For two area school districts, the possibility of consolidating at the administrative level is something meriting further discussion.
The Clymer and Panama central school districts are anticipating holding a second joint meeting in the consideration of creating a shared superintendent position. According to the district leaders, both boards of education have expressed interest in moving forward with discussions.
"Our boards will be setting up another joint meeting this summer to continue this complicated process," said Bert Lictus, Panama superintendent. "I think members of the Panama community are willing to look at options for the future, including sharing (a superintendent). I'm sure there are varying degrees of support, but I think most people would agree that we need to be looking at alternative means of doing business in the future."
Karen Moon, Clymer interim superintendent, sent an email to her staff announcing a special board meeting to be held at 4 p.m. Wednesday. The meeting is for the purpose of committing to move forward with discussions.
"I feel there are more pros to the concept than cons," said Moon. "Clymer has been sharing sports teams for a few years, and will continue to do so. So looking at other opportunities, (such as) sharing a superintendent, is timely. I feel the Clymer community is willing to look at this option, and understand small districts need to consider alternative ways of doing business - for now and in the future."
The decision of the districts to proceed with discussions comes after an initial joint meeting last month between the boards and David O'Rourke, Erie 2 Chautauqua-Cattaraugus BOCES superintendent. At the meeting, O'Rourke outlined the benefits and challenges of a shared superintendent based on his own research.
According to O'Rourke, while neither district has taken formal action in pursuing the proposal, he expects to be hearing something from them within the next month. He has also provided his endorsement of Lictus as the shared superintendent, should the districts opt to undertake the process.
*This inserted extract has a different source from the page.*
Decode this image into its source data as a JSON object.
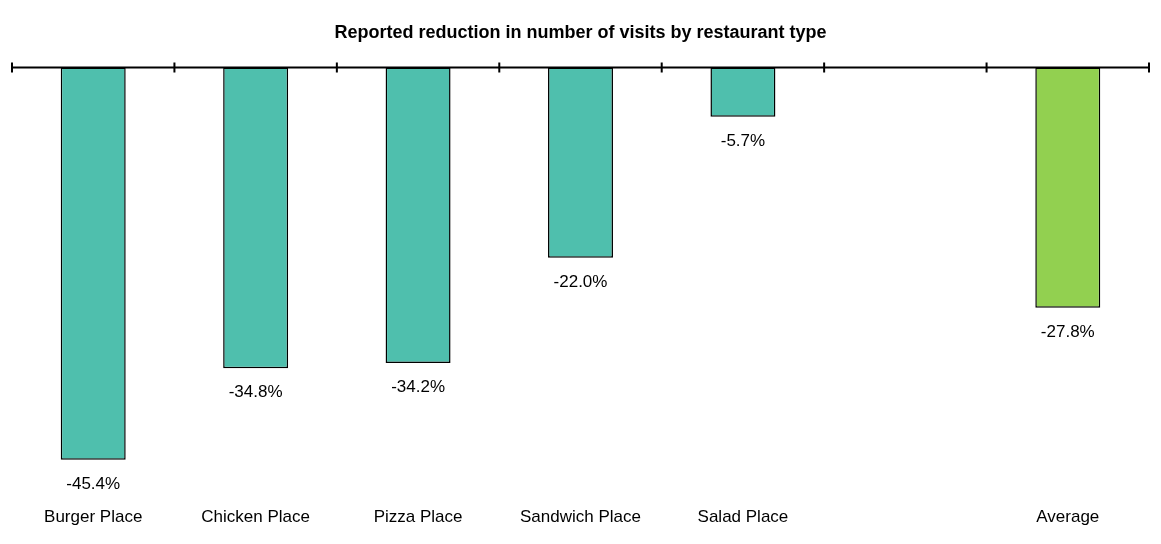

"I think Bert is a logical choice for both districts," O'Rourke said. "He grew up in Clymer, and has been a successful leader in Panama. It's kind of the best of both worlds. From my perspective, that's why this conversation made sense for these two districts and, quite frankly, that's why I agreed to come out and help with it. I think it's a circumstance that's kind of unique in having the right person in the right place at the right time."
O'Rourke reported that, though legislation to legalize a shared-superintendent system was passed in 1981, it is still a relatively new system. He said two-school, shared superintendent systems are rare in New York, and could cause some transitional problems.
On the upside, he said the schools that have already made the switch have reported a savings of $50,000-$60,000 on superintendent salary which, ideally, would be realized without any loss of services. According to a comprehensive administrative compensation report for the 2013-14 school year, which was obtained from the state Education Department website, the salaries paid to the Clymer and Panama superintendents will be $112,200 and $116,812, respectively.
"I want to go on record to say that I don't think that a shared-superintendent system is an ideal system," said O'Rourke, during the districts' joint meeting in June. "But I think districts are forced to contend with it as a possible local option that they have available to them as they try to find solutions to some very difficult, large problems that face the schools."